Stranamente The Lost City of Z sembra invecchiare più procede. Con l’incedere delle scene e il procedere della storia lo stile del film sembra andare indietro nel tempo, fino ad un’ultima parte modellata sul linguaggio del cinema degli anni ‘70 (al netto degli effetti speciali moderni). Si tratta di un movimento molto strano, come poco convenzionale è tutto quest’ultimo film di James Gray, fondato su una trama che sembra d’avventura e invece si rivela altro, forse l’ultima delle cose ci si sarebbe potuti aspettare da lui. Un film in costume sull’esplorazione dell’Amazzonia, sul desiderio di vedere, di trovare, di superare quell’angolo o quell’ansa che fornisce l’accesso a quel che nessuno ha mai visto.
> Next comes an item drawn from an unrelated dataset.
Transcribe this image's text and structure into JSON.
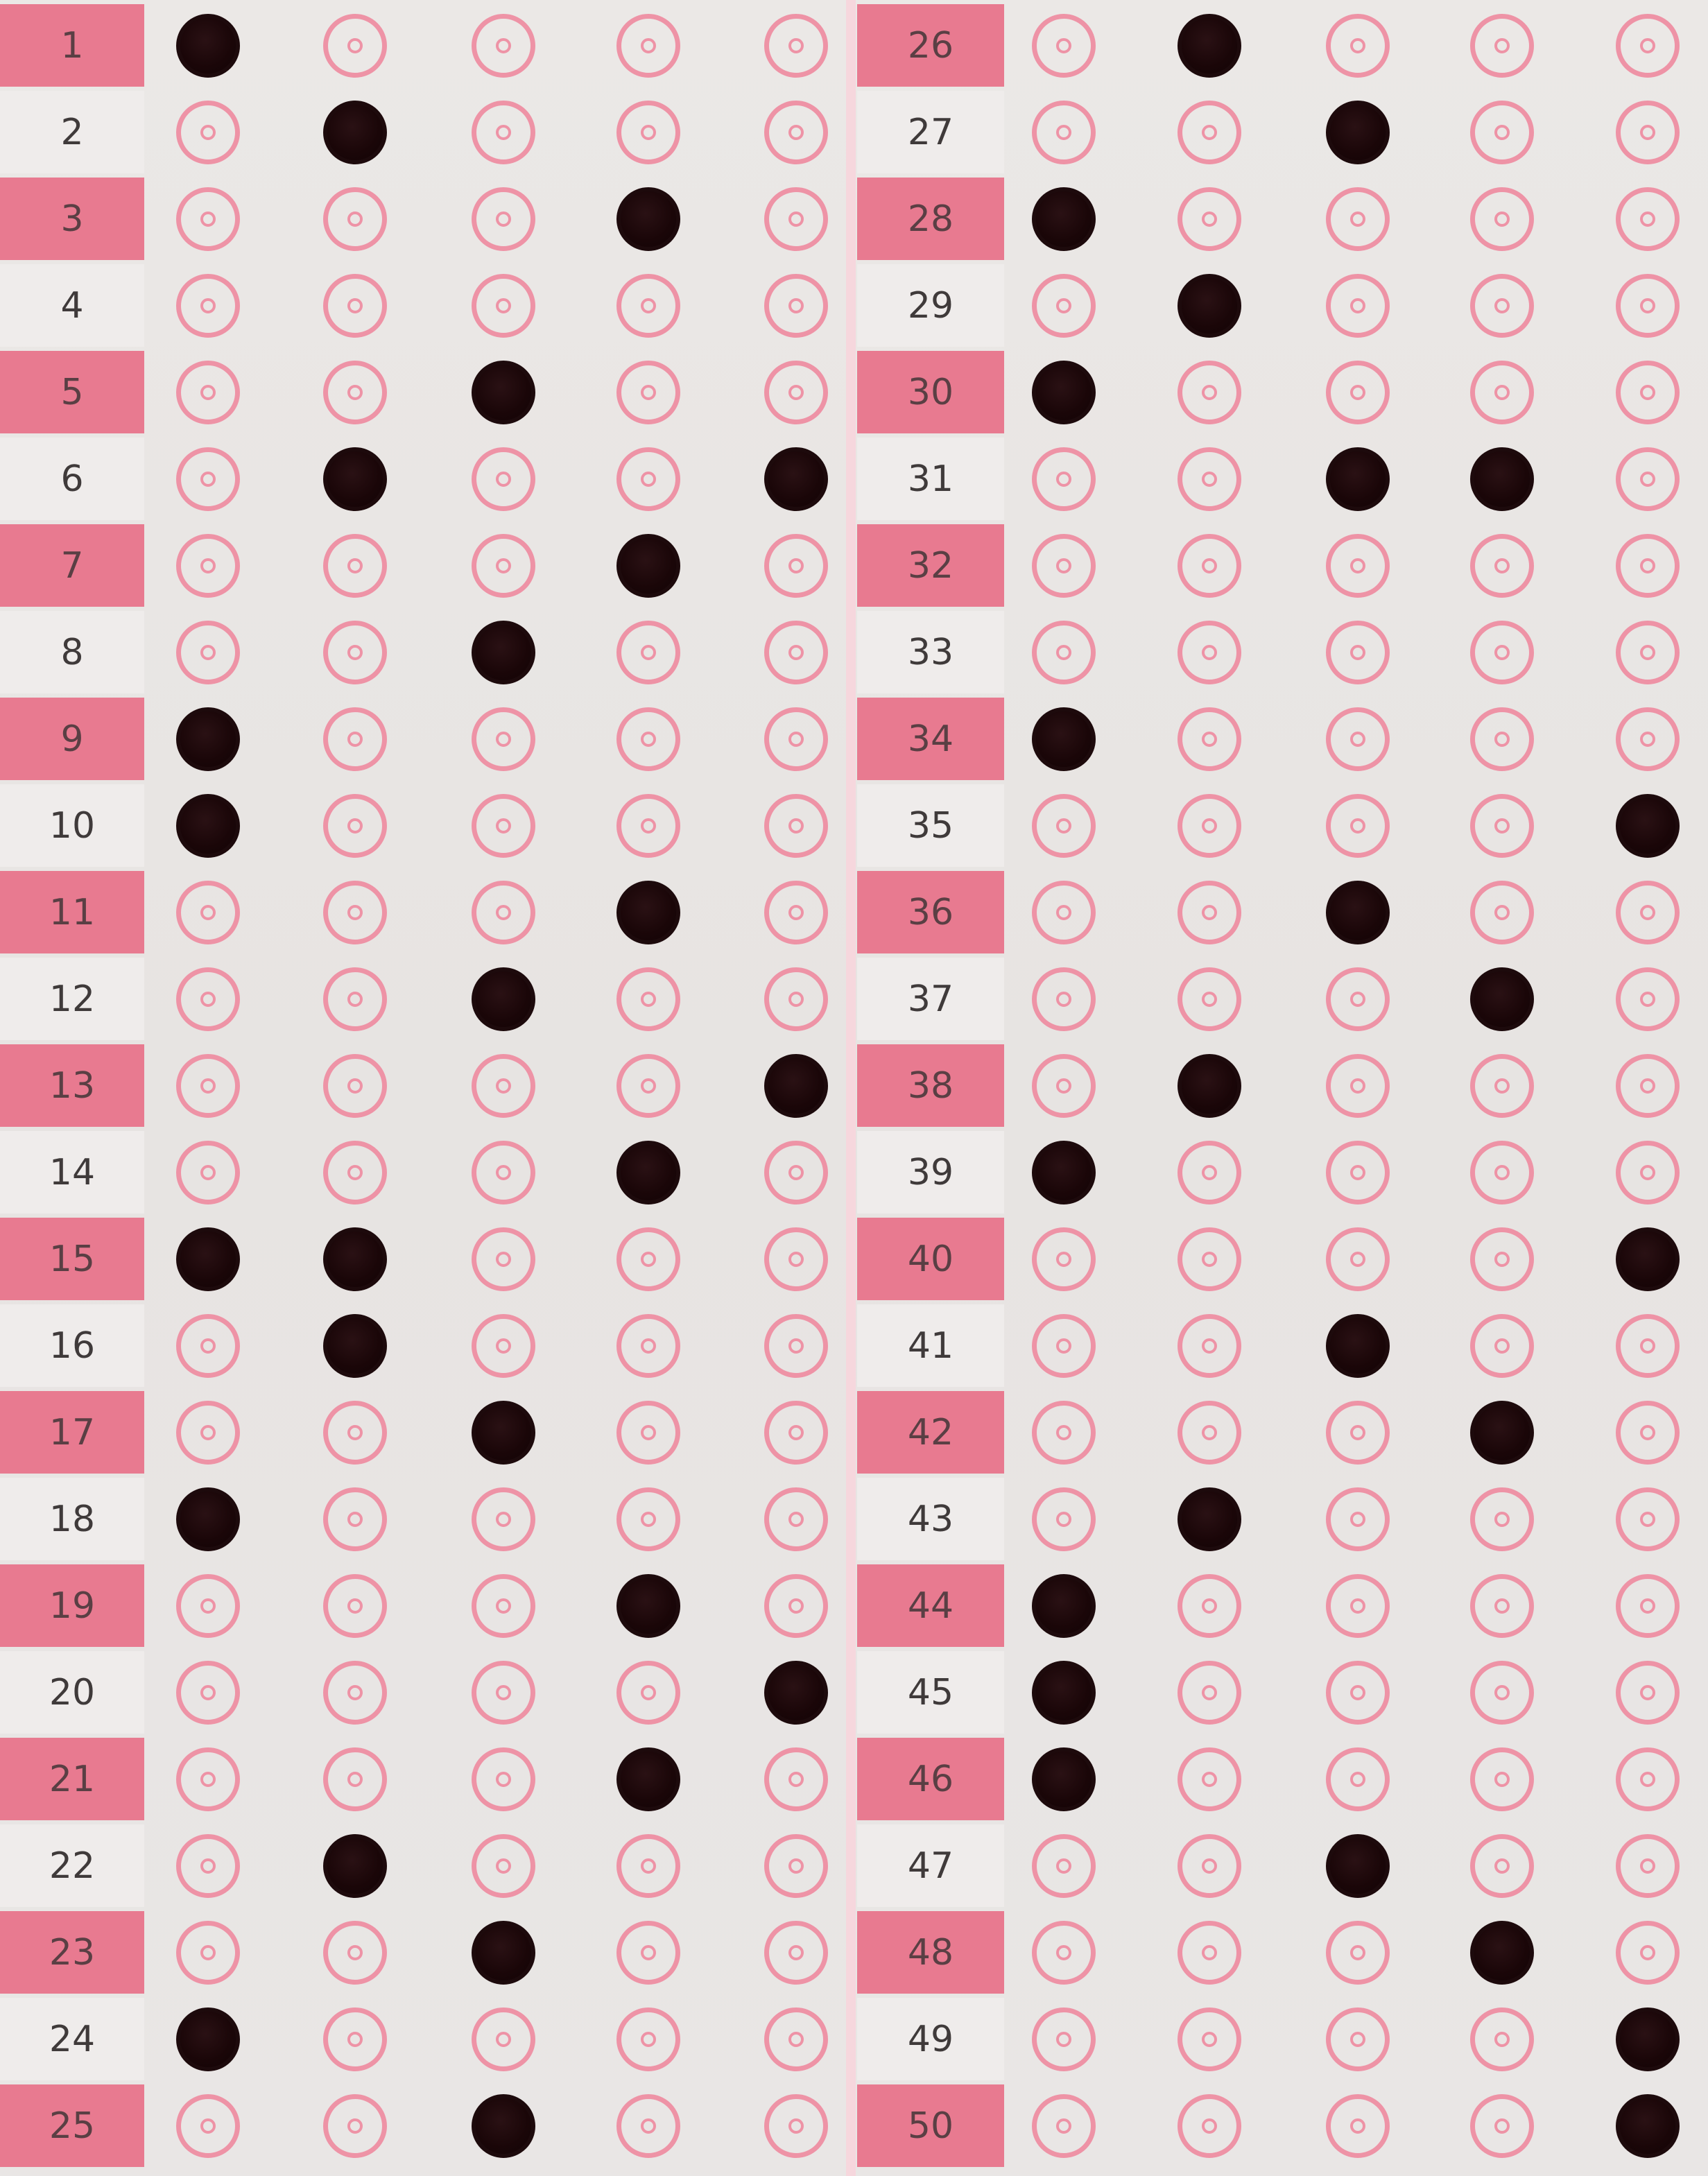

Inizia tutto (e bene!) con una caccia al cervo in Inghilterra, un attacco così subitaneo e immediato che fa ben sperare. Il capitano protagonista si stacca dal disastroso gruppo (pieno di gente che cade e cavalli che si scontrano per errore) e procede da sé per arrivare primo sulla bestia e farla fuori. C’è già un’aria autunnale da tramonto fatalista che sembra venire fuori da un film di Terrence Davies. Aver ucciso la grande preda non basterà, per le malefatte dei suoi avi il nome del capitano Fawcett non è gradito e accettato in società. Finirà così lo stesso di stanza all’istituto di ricerca geografica per il quale sarà mandato in Amazzonia a fare il cartografo, in anni in cui una cosa simile poteva voler dire morte. Nella giungla colombiana troverà artefatti che suggeriscono la presenza di una città e quindi una civiltà evoluta mai scoperta nel cuore della foresta. Non riuscirà a trovarla, dovrà tornarci senza successo più volte e lottare con i pregiudizi in patria.
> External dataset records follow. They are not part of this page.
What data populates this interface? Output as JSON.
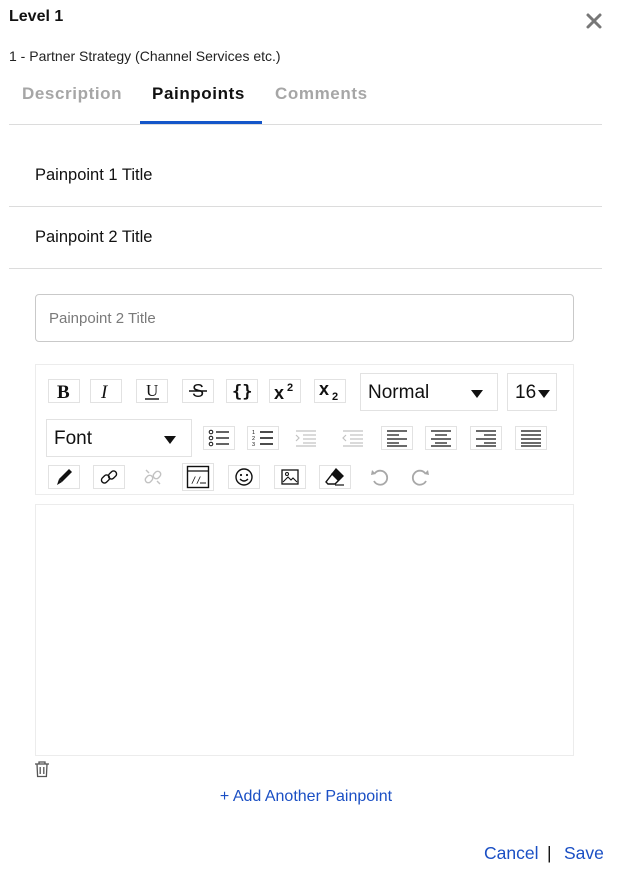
{
  "dialog": {
    "title": "Level 1",
    "subtitle": "1 - Partner Strategy (Channel Services etc.)",
    "close_icon": "close-icon"
  },
  "tabs": [
    {
      "label": "Description",
      "active": false
    },
    {
      "label": "Painpoints",
      "active": true
    },
    {
      "label": "Comments",
      "active": false
    }
  ],
  "accent_color": "#1456c9",
  "painpoints": [
    {
      "title": "Painpoint 1 Title"
    },
    {
      "title": "Painpoint 2 Title"
    }
  ],
  "editor": {
    "title_input": {
      "placeholder": "Painpoint 2 Title",
      "value": ""
    },
    "toolbar": {
      "row1": [
        "bold-icon",
        "italic-icon",
        "underline-icon",
        "strikethrough-icon",
        "code-block-icon",
        "superscript-icon",
        "subscript-icon"
      ],
      "paragraph_style": "Normal",
      "font_size": "16",
      "font_family": "Font",
      "row2": [
        "bulleted-list-icon",
        "numbered-list-icon",
        "indent-icon",
        "outdent-icon",
        "align-left-icon",
        "align-center-icon",
        "align-right-icon",
        "justify-icon"
      ],
      "row3": [
        "text-color-icon",
        "link-icon",
        "unlink-icon",
        "embed-code-icon",
        "emoji-icon",
        "image-icon",
        "clear-format-icon",
        "undo-icon",
        "redo-icon"
      ]
    },
    "body": ""
  },
  "actions": {
    "delete_icon": "trash-icon",
    "add_another": "+ Add Another Painpoint",
    "cancel": "Cancel",
    "separator": "|",
    "save": "Save"
  }
}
Tutto questo che potrebbe essere una variazione sui temi del futile scontro impari tra uomo e natura affrontati da Herzog (Aguirre Il Furore di Dio e Fitzcarraldo, ricordato da un momento di opera al centro della giungla), assume in The Lost City of Z quasi una dimensione spirituale, una così elevata e rarefatta che nonostante il film non possa dirsi pienamente riuscito (troppo esasperante, dilatato e alla fine poco concludente) avvinghia in una misteriosa morsa, stretta quasi quanto quella che costringe ogni volta l’esploratore ad abbandonare con dolore e sofferenza la propria famiglia e tornare a rischiare la morte in Amazzonia. C’è un fascino grandissimo nella qualità contemplativa così particolare e spirituale di questo film (rivelata alle volte anche solo da una piccola esitazione di fronte ad una freccia che colpisce un taccuino) che tiene attaccati ad ogni immagine, anche contro una sceneggiatura più che convenzionale che vuole il capitano di Charlie Hunnam unito in un legame silenzioso e virile all'incolore scienziato di Robert Pattinson e invece contrapposto ai pusillanimi come il Murray di Angus Macfeyden.
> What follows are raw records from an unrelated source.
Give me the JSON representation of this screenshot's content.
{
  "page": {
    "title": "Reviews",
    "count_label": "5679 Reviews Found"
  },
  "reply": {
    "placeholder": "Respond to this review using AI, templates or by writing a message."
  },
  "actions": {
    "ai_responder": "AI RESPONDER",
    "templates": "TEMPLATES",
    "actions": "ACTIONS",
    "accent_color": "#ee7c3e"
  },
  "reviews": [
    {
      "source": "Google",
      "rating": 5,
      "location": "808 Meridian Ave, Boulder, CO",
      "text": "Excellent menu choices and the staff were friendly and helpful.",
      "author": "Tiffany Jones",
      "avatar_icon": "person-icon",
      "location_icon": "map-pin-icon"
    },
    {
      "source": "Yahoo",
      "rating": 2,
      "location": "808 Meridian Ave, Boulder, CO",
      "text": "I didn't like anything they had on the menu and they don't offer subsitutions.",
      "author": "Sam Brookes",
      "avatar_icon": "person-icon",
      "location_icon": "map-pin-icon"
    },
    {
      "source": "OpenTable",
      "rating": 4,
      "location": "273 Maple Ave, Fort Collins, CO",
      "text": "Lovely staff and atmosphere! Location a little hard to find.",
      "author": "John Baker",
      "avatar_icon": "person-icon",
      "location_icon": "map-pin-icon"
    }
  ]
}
Nonostante il fatalismo magico espresso in un finale ambiguo e davvero riuscito (similmente a quello così memorabile e rivelatore di Silence), in The Lost City Of Z il problema è che non brucia quasi niente. Il conflitto di un uomo con se stesso pare prescindere dalla ricerca e da quei momenti (quelli davvero potenti) in cui è nell’aria il fatto che dietro la prossima ansa ci sia l’ignoto, il tesoro, la scoperta, la soddisfazione di una vita intera da redimere. Quando la praticità del sopravvivere si colora di toni così astratti da avvicinarsi ad uno spiritualismo tacito e accettato, così interiore da non necessitare di alcune esibizione, lì James Gray trova l’equilibrio che per altri versi reggeva I Padroni della Notte.

Ma per l’appunto sono momenti, bellissimi, che non si traducono mai in un film veramente compiuto.